Renaming a ZFS Snapshot
You can rename a snapshot by using the zfs rename command followed by the snapshot name. In the example below, the snapshot datapool/home/user@friday resides in hrpool/home is renamed to datapool/home/user@today.
# zfs rename datapool/home/user@friday datapool/home/user@today
To recursively rename snapshots, use zfs rename –r followed by the snapshot name. In the example in the slide, only those snapshots that are named @yesterday are renamed to @2daysago.
# zfs rename -r users/home@yesterday @2daysago
Displaying a ZFS Snapshot
You can use the zfs list -t snapshot command to display snapshots as shown in this example.
# zfs list -t snapshot NAME USED AVAIL REFER MOUNTPOINT rpool/ROOT/solaris@install 55.0M - 2.67G - rpool/ROOT/solaris/var@install 2.51M - 220M - rpool/export/home@friday 0 - 32K -
You can enable or disable the display of snapshot listings in the zfs list output by using the listsnapshots pool property. This property is disabled by default. To enable this property, use zpool set listsnapshots=on, followed by the pool name. For example :
# zpool set listsnapshots=on rpool
To list the snapshots created for a specific file system, enter zfs list -r -t snapshot followed by the file system name.
# zfs list -r -t snapshot rpool/export/home NAME USED AVAIL REFER MOUNTPOINT rpool/export/home@friday 0 - 32K - rpool/export/home/geek@2days 0 - 34K -
In the example above, the snapshots created for the file system rpool/export/home are listed. This information is displayed by using the name and creation properties.
Accessing the Snapshot files
The snapshots of file systems are accessible in the .zfs/snapshot directory within the root of the file system. For example, if rpool/export/home is mounted on /export/home, the rpool/export/home@friday snapshot data is accessible in the /export/home/.zfs/snapshot/friday directory, as shown in the example below.
# ls /export/home/.zfs/snapshot friday
Rolling Back a ZFS Snapshot
You can use the zfs rollback command followed by the snapshot name to discard all the changes made since a specific snapshot. The zfs rollback command causes the file system to revert to its state at the time the snapshot was taken. In the example below, the datapool/home/user file system is rolled back to the thursday snapshot.
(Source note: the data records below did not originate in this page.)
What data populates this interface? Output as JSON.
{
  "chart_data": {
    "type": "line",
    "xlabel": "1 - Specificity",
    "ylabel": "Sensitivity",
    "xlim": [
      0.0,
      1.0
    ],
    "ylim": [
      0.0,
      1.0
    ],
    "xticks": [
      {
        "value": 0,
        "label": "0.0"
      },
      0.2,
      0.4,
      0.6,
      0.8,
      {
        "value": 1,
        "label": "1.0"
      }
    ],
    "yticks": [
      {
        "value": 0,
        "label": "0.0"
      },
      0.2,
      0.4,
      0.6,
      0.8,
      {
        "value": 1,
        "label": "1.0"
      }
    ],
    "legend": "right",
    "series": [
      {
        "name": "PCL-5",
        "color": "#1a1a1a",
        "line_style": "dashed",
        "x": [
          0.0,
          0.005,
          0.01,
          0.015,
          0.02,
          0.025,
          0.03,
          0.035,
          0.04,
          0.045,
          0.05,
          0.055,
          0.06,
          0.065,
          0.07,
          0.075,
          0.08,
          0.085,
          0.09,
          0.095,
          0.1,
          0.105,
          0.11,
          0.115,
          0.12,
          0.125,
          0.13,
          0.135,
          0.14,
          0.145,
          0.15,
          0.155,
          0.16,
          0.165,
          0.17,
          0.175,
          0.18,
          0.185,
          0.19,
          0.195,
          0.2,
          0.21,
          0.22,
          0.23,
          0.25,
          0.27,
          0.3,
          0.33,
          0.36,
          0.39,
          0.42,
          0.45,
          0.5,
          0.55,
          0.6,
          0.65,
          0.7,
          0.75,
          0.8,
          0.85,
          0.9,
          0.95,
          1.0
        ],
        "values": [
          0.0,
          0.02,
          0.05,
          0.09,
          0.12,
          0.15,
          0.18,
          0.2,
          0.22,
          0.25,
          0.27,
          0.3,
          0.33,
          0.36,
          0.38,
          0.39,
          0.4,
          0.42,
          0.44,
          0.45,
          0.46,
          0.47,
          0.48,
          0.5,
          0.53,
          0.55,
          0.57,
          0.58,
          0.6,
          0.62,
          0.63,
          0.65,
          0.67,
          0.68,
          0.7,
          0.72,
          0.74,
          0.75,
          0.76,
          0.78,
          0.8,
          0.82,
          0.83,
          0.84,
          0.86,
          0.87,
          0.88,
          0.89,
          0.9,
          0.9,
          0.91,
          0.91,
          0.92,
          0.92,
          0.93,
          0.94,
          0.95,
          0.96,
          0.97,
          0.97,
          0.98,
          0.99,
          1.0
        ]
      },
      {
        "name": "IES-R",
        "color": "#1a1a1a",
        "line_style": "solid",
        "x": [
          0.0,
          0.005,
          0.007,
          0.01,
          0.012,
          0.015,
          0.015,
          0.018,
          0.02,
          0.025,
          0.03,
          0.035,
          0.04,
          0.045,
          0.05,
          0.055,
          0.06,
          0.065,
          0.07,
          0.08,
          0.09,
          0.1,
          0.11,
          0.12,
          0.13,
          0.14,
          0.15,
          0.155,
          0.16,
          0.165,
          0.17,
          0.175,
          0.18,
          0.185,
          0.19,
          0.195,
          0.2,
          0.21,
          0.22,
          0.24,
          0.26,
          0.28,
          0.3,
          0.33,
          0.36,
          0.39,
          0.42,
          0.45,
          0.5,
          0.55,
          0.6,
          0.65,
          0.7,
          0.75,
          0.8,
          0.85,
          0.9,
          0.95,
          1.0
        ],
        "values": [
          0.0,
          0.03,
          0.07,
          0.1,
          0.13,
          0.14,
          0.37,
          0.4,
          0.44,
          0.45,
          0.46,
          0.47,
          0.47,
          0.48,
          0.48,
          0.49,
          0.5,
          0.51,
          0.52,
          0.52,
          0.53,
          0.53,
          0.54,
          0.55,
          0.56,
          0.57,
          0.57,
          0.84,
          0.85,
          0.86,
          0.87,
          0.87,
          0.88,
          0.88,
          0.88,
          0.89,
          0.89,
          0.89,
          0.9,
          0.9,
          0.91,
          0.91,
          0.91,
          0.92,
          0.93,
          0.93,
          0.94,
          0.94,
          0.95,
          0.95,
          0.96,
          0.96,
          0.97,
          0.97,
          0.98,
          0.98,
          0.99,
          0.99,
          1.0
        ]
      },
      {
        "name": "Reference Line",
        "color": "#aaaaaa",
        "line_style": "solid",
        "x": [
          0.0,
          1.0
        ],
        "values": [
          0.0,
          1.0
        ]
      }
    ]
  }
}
# zfs rollback datapool/home/user@thursday
By default, the zfs rollback command cannot roll back to a snapshot other than the most recent snapshot. To roll back to an earlier snapshot, you must destroy all intermediate snapshots. To do this, you must specify the -r option with the zfs rollback command followed by the snapshot name, as shown in the example below.
# zfs rollback -r datapool/home/user@tuesday
Here, the datapool/home/user file system is rolled back to the tuesday snapshot. For this operation to take place, the wednesday and thursday snapshots must be destroyed.